In earlier visits, Mary Lu Flynn worked as a dishwasher in a 300-bed assisted care facility and also spent a year in the “Petitions Office” where “all of the thousands and thousands of prayer requests come in — in every single language you can imagine.

“It was a very moving experience because you knew when the writer of the petition would address Mary,” Mary Lu Flynn said. “Many of the requests were for thanksgiving; how to mediate grief, all of that. Sometimes the envelopes had rose petals in them and pictures of babies and weddings; gravesites or memorials. This was done in reverence. Everything was confidential. The notes were written on scraps of paper, on receipts, on nice stationary — all kinds of ways they came in. I’d have a mailbag to open. Many of them had donations in them and we would go through every single envelope.”

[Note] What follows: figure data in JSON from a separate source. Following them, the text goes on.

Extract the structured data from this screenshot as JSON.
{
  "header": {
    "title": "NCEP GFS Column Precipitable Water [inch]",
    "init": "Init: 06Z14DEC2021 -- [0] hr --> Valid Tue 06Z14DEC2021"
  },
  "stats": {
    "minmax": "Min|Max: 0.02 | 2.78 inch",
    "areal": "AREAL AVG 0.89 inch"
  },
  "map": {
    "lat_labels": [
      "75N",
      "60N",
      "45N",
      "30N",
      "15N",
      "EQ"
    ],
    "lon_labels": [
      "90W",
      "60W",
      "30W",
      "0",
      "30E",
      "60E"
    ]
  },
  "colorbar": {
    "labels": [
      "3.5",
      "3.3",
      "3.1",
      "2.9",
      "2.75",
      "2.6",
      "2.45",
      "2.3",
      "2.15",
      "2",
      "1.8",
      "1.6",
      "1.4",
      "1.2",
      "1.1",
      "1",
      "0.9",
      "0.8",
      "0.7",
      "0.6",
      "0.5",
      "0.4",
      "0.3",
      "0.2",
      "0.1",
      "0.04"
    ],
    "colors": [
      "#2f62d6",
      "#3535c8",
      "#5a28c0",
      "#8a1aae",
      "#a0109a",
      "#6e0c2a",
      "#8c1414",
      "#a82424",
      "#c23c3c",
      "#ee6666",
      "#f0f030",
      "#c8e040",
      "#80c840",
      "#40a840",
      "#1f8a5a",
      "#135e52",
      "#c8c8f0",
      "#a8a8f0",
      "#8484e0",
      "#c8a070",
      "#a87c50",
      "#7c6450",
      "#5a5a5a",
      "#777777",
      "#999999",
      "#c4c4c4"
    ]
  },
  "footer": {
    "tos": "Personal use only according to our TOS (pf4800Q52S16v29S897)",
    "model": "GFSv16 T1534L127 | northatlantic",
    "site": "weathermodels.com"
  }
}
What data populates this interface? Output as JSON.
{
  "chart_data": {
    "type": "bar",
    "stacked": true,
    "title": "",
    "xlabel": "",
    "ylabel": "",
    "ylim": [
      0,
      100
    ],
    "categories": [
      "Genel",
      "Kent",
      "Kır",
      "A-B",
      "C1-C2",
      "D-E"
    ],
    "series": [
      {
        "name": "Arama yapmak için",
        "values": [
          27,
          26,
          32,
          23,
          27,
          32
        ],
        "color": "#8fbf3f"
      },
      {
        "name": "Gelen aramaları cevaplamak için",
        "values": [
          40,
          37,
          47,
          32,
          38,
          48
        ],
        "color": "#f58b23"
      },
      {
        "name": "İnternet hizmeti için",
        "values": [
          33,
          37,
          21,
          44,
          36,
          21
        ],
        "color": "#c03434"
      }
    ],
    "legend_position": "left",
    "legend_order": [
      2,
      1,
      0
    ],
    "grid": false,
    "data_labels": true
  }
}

During the years Mary Lu was opening mail and washing dishes, Jim was busy welcoming and helping disabled pilgrims arriving at the airport or train station and assisted in the baths — a moving experience as pilgrims are gently lowered into the water which originates at the spring in the grotto where Mary appeared to St. Bernadette.

“We came together to work the orientation and the tours about six years ago,” Mary Lu Flynn said. Last year, the Flynns’ three children and seven grandchildren worked as Lourdes volunteers.

“In addition to the spiritual side, there are about six million people who come to Lourdes and the grotto every season from April 1 through Oct. 31. It’s open the rest of the year but there are no formal organized activities. When open, there is a daily Eucharistic Procession and Rosary Procession for example. There’s Mass going on all the time, all day long,” Jim Flynn said.

Mary Lu Flynn added: “There is a Reconciliation Chapel. You can go to confession in any one of six languages. It’s open all day with priests who speak those languages.”

Since 1858, there have been 7,000 occurrences at Lourdes with 69 called “inexplicable”. Many of the 7,000 are in the queue for confirmation, Jim Flynn said.

The Flynns, formerly of Middletown, have been active in the church for decades. Mary Lu, former director of student services at Miami University, Middletown, served as a volunteer advocate in Middletown Municipal Court for victims of domestic violence. As part of her degree program at The Athenaeum of Ohio, she developed a workshop to familiarize clergy, priests, deacons and religious sisters about domestic violence. She started a coalition on domestic violence at the archdiocese’s Family Life Office. Jim Flynn is involved in prison ministry at the Lebanon Correctional Institution.

The Flynns are active in the St. Leonard Community. Jim does Communion services. Mary Lou works in the spiritual care office and distributes Communion to about 40 residents who are unable to get to the chapel.